The research Hanson is referring to includes a study published in Psychiatry Research: Neuroimaging. Researchers examined two groups — one wherein subjects meditated for 30 minutes a day over an eight-week period, and one wherein they didn’t meditate at all — and used MRI brain scans to measure the before and after state of each participant’s brain. What they found is that those who meditated experienced substantial increases in gray-matter density in the hippocampus, insula and prefrontal cortex, while simultaneously seeing a decrease in gray matter in the amygdala, an area of the brain closely tied to stress and anxiety. (Hanson calls it “the alarm bell of the brain.”) Those who didn’t meditate saw no significant change in gray matter.

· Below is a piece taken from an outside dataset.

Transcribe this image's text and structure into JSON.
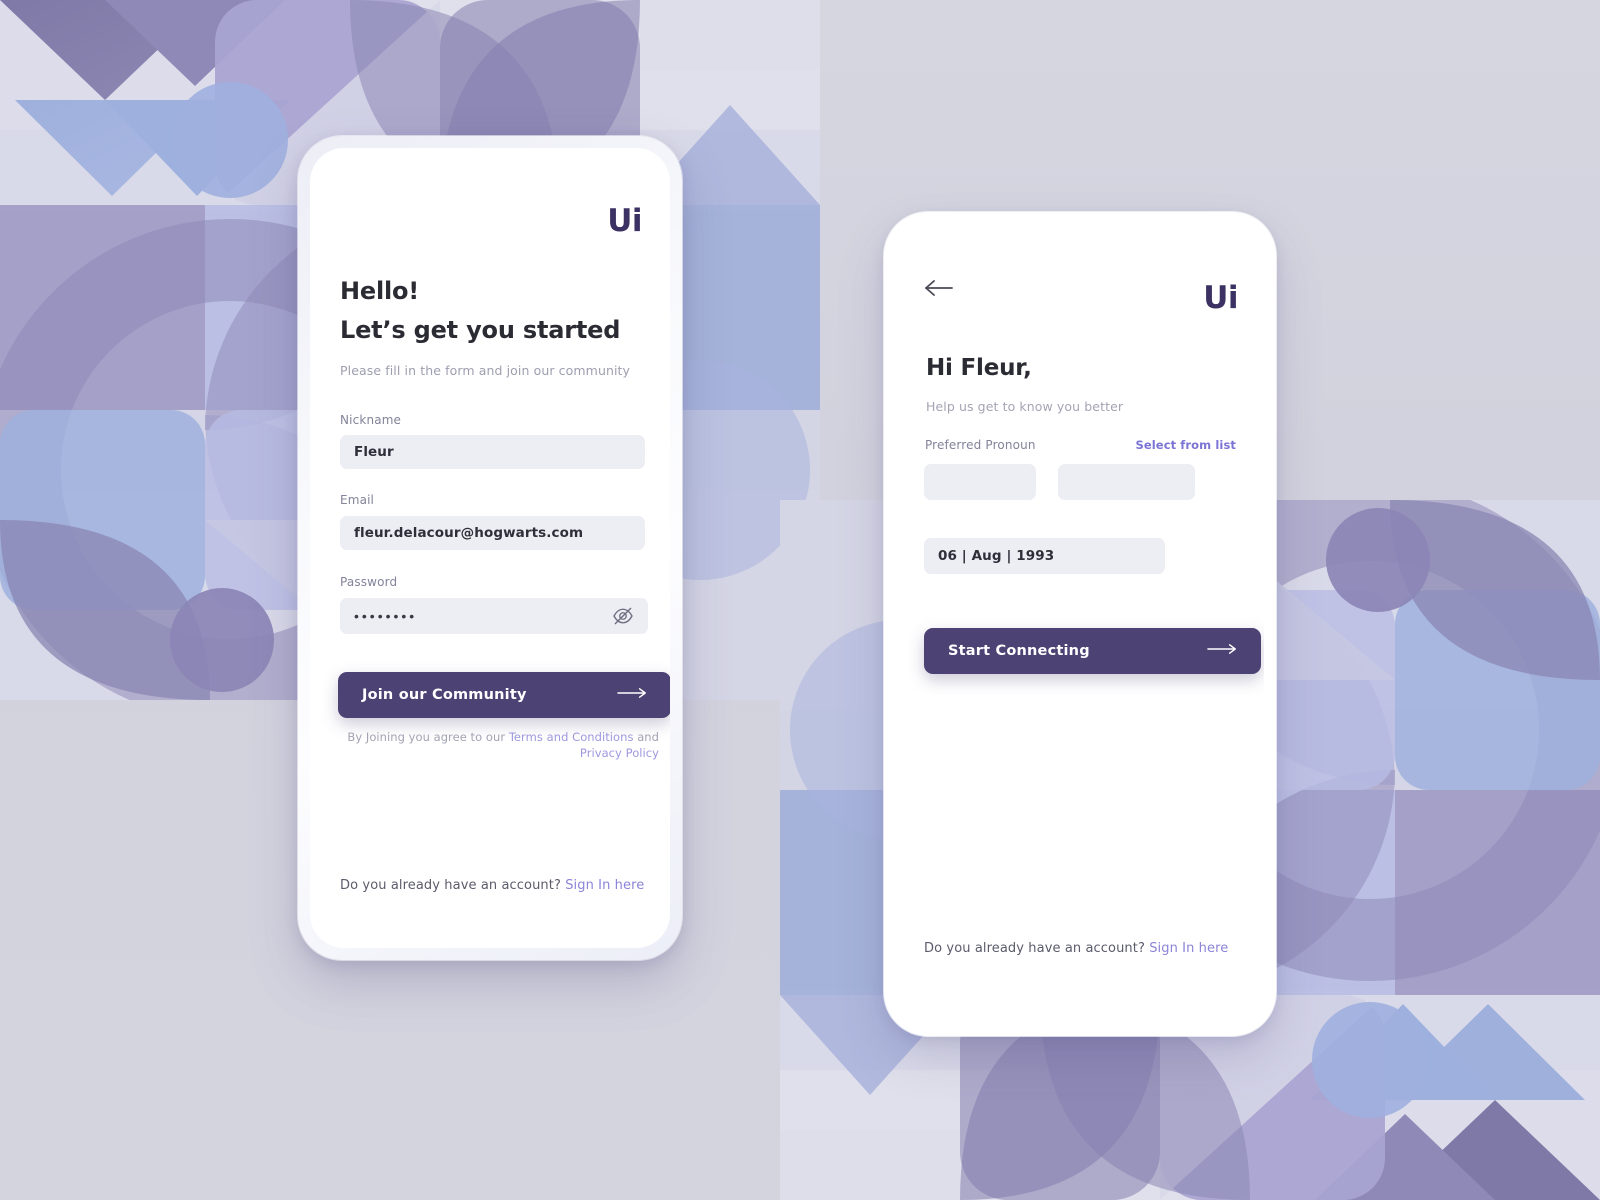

What’s more, Hanson says that regular meditation has been shown to reduce stress-inducing cortisol levels in the brain and — when used in conjunction with psychotherapy — to prevent relapse in those battling serious depression. “Major depression usually comes in episodes, and once you get through an episode, you obviously don’t want to have another one,” he says. “Mindfulness-based cognitive therapy for depression is very effective for reducing relapse — even better than medication.”
OK, now that we’ve established that meditation can have concrete physiological benefits, how exactly does one go about, you know, doing it? Here are a few pointers:
1. Start small. Just as you wouldn’t want to run 15 miles on your first day of marathon training, you probably won’t want to meditate for three hours straight right off the bat. “Commit to one minute a day, and do it, and make it real,” says Hanson.
2. Keep it simple. As for what to do during that minute of meditation, “pick something like a saying or a mantra or maybe [focusing on] the sensations of breath,” suggests Hanson. “While you’re grounded in the present with the object of your attention, you’re aware of what’s flying through your mind, but you’re just disengaging from it. You’re not chasing after what’s pleasant or struggling with what’s unpleasant. Instead of being in the movie, you’re watching the movie.”
3. Add minutes. Gradually increase the amount of time you spend meditating to two 10-20 minute sessions a day, one in the morning and another at night before bed. “You can even do it on the subway or bus during your commute,” suggests Hanson.
Meditating and commuting at the same time? Sounds like a multitasker’s dream.